La relation entre Eugène Delacroix et les écrivains analysée lors d’un colloque international à Rabat

La relation entre Eugène Delacroix et les écrivains analysée lors d’un colloque international à Rabat

vendredi, 13 septembre, 2019 à 23:08

Rabat, 13/09/2019 (MAP) – Un parterre d’universitaires, d’hommes de lettres, d’historiens et de critiques littéraires se sont penchés, le temps de la quatrième séance du colloque international “La palette marocaine d’Eugène Delacroix de 1832 à 1863” qui se tient à Rabat sous la présidence de Dominique De Font-Reaulx, conservateur général au Musée du Louvre, sur les relations entre l’artiste-peintre Eugène Delacroix et les écrivains.

Intervenant à cette occasion, Axel Hemery, directeur du musée des Augustins à Toulouse, a relevé dans sa communication intitulée: “Benjamin-Constant peintre et le Maroc, sur les traces de Delacroix ou à la recherche de soi ?”, que Jean-Joseph Constant, dit Benjamin-Constant (1845-1902) s’est rendu trois fois au Maroc et y a puisé l’essentiel de son inspiration durant les dix années où il fut avant tout un peintre orientaliste.

M. Hemery a avancé que malgré la grande admiration que Benjamin-Costant porte à Delacroix, son approche est de nature différente. En effet, tout comme le maître, “il élabore des croquis avant de peindre ses tableaux, mais il lui arrive également de dessiner sur place”. Il y a nonobstant des rapprochements évidents entre Eugène Delacroix et Benjamin Constant et au delà de leurs méthodes de dessin, c’est la qualité de l’écriture présente dans leurs carnets de voyages qui en fait preuve.

En évoquant la ville de Tanger, Benjamin Constant disait: “Tanger n’est pas une ville, c’est un musée”. Selon le directeur de musée Toulousain, Delacroix aurait pu écrire la même chose, ce qui renvoie à leur même admiration pour la ville du détroit.

M. Hemery a fait également observer l’intérêt de Benjamin-Constant à la vie Tangéroise, aux étals d’artisans et aux ruelles, évoquant des souvenirs de voyage au Maroc, de longs séjours à la ville du Détroit et d’un voyage vers Marrakech, gravés par ses soins et qui lui témoignent d’une belle sensibilité et de qualités d’écriture remarquables.

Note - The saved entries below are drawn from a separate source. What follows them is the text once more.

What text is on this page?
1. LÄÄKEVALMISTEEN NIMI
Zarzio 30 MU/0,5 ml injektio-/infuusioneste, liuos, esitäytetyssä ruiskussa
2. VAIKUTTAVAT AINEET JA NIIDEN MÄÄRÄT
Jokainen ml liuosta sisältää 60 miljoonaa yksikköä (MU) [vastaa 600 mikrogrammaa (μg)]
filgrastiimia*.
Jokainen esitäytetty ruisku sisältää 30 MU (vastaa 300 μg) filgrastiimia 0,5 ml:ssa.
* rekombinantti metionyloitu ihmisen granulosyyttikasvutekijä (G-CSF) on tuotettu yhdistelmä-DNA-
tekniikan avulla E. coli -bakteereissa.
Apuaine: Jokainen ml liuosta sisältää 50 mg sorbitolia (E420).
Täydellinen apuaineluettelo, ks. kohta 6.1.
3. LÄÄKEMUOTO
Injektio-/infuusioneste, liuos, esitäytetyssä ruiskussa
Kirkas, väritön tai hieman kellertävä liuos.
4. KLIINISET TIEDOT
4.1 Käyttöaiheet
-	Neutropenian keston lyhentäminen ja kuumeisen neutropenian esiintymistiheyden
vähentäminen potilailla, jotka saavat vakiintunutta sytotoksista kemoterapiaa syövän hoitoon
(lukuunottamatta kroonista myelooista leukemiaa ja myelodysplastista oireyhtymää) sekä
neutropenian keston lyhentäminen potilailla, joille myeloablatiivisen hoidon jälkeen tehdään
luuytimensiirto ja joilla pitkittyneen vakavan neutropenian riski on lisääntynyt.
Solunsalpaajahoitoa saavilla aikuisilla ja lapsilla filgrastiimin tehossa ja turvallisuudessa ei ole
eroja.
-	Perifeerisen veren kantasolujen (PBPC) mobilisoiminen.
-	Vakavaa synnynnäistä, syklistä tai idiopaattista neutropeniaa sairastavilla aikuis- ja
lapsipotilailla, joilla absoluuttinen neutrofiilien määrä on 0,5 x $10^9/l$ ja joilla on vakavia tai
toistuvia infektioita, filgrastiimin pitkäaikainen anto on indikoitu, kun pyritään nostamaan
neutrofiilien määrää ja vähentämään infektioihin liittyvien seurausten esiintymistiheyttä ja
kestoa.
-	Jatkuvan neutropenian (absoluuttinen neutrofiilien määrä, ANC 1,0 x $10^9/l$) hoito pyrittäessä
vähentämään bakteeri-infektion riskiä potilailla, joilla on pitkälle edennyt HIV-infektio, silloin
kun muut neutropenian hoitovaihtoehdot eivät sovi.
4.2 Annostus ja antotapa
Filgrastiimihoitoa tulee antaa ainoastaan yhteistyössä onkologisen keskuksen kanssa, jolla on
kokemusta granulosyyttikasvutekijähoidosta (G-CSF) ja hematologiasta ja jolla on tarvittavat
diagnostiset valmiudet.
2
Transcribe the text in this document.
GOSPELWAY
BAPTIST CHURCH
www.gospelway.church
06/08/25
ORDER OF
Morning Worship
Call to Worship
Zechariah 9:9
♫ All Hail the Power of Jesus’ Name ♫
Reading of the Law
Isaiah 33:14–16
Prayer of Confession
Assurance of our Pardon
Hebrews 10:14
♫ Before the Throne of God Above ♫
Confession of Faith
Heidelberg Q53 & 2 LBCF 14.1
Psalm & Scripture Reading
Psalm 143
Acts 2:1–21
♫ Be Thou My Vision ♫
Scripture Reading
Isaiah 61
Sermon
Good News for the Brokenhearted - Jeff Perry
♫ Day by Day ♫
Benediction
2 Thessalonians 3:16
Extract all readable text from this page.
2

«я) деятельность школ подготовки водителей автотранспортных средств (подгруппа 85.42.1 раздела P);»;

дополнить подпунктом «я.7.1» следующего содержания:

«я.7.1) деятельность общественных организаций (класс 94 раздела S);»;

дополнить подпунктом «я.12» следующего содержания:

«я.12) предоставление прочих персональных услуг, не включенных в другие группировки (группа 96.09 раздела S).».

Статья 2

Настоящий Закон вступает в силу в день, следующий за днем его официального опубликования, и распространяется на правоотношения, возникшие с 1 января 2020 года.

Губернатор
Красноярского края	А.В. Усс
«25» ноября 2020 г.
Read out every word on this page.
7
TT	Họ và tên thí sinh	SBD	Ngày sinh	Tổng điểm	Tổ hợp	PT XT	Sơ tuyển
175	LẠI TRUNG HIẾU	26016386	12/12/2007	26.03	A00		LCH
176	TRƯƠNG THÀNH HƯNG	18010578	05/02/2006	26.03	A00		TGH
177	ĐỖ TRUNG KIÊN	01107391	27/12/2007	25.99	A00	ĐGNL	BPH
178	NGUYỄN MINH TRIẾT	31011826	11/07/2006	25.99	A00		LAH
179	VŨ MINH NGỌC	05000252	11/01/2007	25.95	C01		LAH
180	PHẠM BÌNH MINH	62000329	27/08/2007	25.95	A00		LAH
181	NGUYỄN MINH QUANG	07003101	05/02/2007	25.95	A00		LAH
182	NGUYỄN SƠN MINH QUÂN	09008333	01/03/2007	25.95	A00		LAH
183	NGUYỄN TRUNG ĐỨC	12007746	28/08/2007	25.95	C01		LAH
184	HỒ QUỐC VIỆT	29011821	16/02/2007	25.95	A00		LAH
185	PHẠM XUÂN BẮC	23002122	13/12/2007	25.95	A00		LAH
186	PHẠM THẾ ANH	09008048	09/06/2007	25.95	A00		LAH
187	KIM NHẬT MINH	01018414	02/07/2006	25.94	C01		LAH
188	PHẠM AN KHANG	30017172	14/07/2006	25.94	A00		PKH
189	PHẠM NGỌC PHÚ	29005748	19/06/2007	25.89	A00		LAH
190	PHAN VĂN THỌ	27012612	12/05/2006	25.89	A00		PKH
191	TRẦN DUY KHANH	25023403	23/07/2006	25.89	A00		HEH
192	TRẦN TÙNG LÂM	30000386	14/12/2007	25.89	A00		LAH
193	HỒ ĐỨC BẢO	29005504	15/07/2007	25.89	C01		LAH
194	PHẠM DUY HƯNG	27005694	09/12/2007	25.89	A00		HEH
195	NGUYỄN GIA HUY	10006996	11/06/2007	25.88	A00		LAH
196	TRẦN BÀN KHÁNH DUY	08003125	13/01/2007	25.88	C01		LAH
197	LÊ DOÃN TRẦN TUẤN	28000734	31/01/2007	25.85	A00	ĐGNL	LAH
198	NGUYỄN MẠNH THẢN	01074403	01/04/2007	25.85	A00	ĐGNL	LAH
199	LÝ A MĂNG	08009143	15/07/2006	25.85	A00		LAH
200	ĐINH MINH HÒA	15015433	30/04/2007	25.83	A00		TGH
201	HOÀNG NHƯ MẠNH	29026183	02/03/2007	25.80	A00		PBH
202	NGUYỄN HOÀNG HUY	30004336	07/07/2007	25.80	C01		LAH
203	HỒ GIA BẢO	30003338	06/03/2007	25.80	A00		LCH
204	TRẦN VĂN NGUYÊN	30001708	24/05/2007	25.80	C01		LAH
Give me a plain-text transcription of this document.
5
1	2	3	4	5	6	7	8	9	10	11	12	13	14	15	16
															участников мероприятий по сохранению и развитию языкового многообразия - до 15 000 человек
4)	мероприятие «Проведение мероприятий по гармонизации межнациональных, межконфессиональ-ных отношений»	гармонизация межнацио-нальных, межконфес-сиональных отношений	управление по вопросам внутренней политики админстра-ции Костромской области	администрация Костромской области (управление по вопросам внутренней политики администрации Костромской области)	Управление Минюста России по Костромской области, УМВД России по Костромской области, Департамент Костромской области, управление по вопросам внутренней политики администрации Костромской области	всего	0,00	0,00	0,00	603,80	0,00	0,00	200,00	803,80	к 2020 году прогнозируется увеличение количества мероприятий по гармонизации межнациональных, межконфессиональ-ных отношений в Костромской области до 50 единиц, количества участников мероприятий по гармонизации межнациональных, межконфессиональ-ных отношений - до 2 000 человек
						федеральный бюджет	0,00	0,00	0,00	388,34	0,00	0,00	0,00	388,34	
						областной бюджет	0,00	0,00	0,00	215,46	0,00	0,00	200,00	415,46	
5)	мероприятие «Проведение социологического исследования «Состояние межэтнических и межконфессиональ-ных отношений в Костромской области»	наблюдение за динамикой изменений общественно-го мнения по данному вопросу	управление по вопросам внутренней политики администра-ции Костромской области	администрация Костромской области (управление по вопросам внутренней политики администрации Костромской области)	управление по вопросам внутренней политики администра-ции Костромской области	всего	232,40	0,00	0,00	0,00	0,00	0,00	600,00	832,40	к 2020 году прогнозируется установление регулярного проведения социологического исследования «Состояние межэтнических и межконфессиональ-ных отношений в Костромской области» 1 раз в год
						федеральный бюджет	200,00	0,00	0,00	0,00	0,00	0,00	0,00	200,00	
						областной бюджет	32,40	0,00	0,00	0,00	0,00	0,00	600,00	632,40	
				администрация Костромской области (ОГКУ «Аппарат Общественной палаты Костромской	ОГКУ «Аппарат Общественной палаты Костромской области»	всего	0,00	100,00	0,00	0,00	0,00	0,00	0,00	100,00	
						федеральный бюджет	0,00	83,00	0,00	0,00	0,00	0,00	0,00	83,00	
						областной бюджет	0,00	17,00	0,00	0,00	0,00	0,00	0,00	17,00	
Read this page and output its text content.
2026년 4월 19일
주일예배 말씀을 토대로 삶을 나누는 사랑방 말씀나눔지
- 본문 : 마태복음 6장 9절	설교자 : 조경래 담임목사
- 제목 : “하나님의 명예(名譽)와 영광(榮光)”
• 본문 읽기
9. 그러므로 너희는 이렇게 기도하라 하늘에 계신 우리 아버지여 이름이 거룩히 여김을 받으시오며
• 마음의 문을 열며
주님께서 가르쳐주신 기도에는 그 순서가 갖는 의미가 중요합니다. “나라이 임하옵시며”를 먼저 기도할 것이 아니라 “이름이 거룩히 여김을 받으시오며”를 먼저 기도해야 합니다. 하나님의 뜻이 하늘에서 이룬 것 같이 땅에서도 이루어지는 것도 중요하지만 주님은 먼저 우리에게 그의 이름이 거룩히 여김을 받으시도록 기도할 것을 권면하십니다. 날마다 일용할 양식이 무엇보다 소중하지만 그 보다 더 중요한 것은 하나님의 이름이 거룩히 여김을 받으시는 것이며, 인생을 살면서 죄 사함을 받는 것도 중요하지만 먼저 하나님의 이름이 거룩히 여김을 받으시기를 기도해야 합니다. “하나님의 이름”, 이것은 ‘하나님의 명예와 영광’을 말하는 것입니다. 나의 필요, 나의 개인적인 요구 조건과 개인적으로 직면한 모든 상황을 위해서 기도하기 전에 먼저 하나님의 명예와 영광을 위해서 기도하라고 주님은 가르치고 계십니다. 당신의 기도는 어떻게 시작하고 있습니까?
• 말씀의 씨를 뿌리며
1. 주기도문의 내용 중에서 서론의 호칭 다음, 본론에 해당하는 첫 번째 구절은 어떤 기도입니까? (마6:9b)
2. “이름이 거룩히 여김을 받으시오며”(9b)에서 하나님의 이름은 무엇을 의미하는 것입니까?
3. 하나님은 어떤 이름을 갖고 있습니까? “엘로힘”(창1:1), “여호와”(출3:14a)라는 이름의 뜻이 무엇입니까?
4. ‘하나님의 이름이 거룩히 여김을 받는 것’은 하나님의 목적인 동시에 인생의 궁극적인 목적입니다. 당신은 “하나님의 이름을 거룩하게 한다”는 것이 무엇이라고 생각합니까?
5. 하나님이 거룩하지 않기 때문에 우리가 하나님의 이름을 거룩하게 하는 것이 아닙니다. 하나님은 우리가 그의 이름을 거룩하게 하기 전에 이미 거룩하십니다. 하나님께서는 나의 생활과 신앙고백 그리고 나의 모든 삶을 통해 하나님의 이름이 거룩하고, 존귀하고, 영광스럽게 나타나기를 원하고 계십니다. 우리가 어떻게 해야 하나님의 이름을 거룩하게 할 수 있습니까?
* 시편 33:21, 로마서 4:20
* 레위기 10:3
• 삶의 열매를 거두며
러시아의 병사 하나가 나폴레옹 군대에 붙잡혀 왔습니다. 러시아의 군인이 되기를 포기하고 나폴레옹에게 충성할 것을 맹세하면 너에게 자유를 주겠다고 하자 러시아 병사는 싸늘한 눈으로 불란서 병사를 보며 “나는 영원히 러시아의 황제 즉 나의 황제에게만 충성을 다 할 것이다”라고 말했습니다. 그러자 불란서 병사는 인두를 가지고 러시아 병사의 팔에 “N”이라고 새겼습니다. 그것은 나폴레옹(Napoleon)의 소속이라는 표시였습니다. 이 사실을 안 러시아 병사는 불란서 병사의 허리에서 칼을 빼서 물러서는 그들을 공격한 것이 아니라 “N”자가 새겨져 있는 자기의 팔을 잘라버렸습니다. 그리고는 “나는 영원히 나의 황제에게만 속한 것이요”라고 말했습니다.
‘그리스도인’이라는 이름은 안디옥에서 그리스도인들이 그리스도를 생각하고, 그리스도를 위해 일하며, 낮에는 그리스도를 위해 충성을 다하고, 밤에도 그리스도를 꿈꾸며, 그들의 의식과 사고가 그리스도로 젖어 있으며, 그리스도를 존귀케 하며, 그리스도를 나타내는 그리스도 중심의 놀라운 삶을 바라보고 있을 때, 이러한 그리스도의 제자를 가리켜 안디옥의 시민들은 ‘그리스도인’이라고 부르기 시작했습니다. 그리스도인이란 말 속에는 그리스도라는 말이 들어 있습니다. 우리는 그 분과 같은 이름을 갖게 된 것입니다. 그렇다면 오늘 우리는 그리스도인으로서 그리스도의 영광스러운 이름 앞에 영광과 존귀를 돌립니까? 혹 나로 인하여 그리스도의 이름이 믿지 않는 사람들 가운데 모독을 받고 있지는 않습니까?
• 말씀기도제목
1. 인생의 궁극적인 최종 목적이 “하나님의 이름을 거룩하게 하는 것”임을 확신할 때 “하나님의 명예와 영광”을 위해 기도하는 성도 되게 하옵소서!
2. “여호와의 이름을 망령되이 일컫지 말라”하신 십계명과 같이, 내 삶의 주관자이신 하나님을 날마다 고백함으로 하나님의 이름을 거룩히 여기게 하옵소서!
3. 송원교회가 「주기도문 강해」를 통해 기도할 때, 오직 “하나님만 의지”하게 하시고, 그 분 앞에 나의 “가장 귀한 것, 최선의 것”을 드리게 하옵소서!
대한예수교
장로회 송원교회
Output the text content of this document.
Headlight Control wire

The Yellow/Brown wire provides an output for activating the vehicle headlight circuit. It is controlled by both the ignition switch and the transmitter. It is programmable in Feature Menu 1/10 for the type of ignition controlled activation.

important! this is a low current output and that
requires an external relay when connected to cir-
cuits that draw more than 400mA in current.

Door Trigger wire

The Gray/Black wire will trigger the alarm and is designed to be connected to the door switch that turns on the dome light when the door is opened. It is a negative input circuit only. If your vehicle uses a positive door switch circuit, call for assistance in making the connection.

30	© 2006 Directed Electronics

Pour illustrer ses propos, M. Hemery a présenté certaines œuvres orientalistes de Benjamin Constant, d’inspiration marocaine, tangéroise et orientale, telles que: l’Orient fantasmé, le flamant rose ou encore la favorite de l’émir.

Pour sa part, Abderrahmane Tenkoul, doyen de la Faculté des sciences humaines et sociales à l’université Euro-Méditerranéenne de Fès, abordant Eugène Delacroix au regard de la critique, a indiqué que l’artiste-peintre “nous a légué une œuvre monumentale qui ne cesse d’être revisitée et repensée, car jamais cernée dans ses multiples énigmes et dimensions complexes. Ses œuvres ne cessent de fasciner et d’intriguer malgré les multiples rebondissements que l’art a connu du 19eme siècle à aujourd’hui”, a-t-il poursuivi, avant de trancher que “Delacroix a rendu célèbre la beauté de notre pays”.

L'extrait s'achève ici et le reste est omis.